Progress, but more work to be done
Gbowee views the recent elections and the peaceful manner in which they have played out thus far as a sign of Liberia’s political progress since the end of the war. But she says political rivalries have reopened old wounds and pointed to underlying tensions between Liberians and the need for the country to work harder at reconciliation.
Accusations about President Ellen Johnson-Sirleaf’s involvement in the war have been made during the election campaign.
Ms. Johnson-Sirleaf – a former World Bank economist who is lauded by the West as a reformer – was charged with having provided financing to Charles Taylor during the early stages of the war by the controversial Truth and Reconciliation Commission. The commission recommended that Sirleaf and a number of other Liberian politicians be banned from politics for 30 years.
Gbowee, the Nobel Laureate, expressed concern over former-warlord-turned-presidential-candidate Prince Johnson’s pledge of support to President Sirleaf, which was welcomed by her party, the Unity Party. During the war, Mr. Johnson and his militia were responsible for numerous human rights violations, including the brutal murder of former President Doe, and many thought that his endorsement of Johnson-Sirleaf tainted her.

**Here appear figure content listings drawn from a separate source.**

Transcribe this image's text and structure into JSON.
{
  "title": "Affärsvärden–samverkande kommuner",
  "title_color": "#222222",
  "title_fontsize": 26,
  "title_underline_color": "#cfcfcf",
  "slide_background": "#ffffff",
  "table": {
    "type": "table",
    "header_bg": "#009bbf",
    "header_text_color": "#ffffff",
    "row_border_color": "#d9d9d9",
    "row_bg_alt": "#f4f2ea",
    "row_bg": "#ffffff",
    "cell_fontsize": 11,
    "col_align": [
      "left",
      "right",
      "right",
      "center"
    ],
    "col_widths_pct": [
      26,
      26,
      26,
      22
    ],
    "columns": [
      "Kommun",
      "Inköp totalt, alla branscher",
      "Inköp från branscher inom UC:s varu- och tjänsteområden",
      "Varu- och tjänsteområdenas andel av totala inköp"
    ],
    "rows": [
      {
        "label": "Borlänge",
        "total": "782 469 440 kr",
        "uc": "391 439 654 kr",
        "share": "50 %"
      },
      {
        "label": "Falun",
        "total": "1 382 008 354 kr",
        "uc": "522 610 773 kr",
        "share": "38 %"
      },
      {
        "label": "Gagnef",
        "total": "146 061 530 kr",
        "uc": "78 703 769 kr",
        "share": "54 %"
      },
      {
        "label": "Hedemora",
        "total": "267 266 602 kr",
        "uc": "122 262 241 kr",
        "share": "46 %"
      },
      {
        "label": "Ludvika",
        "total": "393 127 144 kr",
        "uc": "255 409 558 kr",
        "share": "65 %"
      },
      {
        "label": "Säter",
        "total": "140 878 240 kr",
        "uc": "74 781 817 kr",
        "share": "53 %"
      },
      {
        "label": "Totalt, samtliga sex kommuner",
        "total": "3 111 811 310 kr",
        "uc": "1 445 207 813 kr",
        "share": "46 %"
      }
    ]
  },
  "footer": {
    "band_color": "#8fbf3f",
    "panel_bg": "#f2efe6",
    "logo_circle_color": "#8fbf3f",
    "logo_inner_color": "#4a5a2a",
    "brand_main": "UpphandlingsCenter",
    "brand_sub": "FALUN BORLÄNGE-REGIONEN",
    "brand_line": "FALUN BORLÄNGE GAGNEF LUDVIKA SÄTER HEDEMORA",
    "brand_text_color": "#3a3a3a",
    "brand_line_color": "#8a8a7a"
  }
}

“His running for president shows that democracy is at work in Liberia, that was my first thought,” said Gbowee. “As painful as it is to admit … that someone who has done such harm in different parts of this country and says that he wants to run, shows democracy is at work.”
Ethnic divisions
But Gbowee says that Johnson’s success in the recent elections in which he gained 11.6 percent of the vote to become “kingmaker” reveals that tribal and ethnic divisions continue to pose a major issue to reconciliation in Liberia.
“We are still deeply divided along ethnic lines,” Gbowee says. “Prince Johnson winning that percentage of the vote has shown us as Liberian people, that a villain in my community is a hero in another community and depending on the size of that community that villain can automatically become someone powerful just overnight.”
While Gbowee would not directly criticize Sirleaf over the decision to welcome Johnson’s support, she said she was saddened by the Unity Party’s decision.
“I’m sad because I think that with or without his support the first-round numbers show that there are a huge chunk of the Liberian people that are impressed with the president’s performance and that they will go back and vote for her,” Gbowee says. “I think that the politics of patronage needs to end and I think that Prince Johnson’s endorsement of the ruling party’s acceptance is by default accepting his demands.”
But despite the political posturing and divisions between the two major parties, the CDC and the UP, during these elections Gbowee sees the future of Liberia as hopeful and believes that women will continue to make headway in the political sphere.
“We stopped and celebrated Sirleaf’s presidency for too long, so this year we missed out,” said Gbowee. “The field is ripe for women to start preparing for 2017.”
And on her own political ambitions, Gbowee is clear, she will pursue a career in politics, so long as it doesn’t get in the way of her activism.
“Even before the prize, I had made up my mind that I would be going into politics in the next couple of years,” says Gbowee. “How feasible that is, given this role with the prize and with the level of work I want to do around reconciliation, I will have to wait for a year. If my involvement in politics is going to hamper that, I will hold onto my dreams.”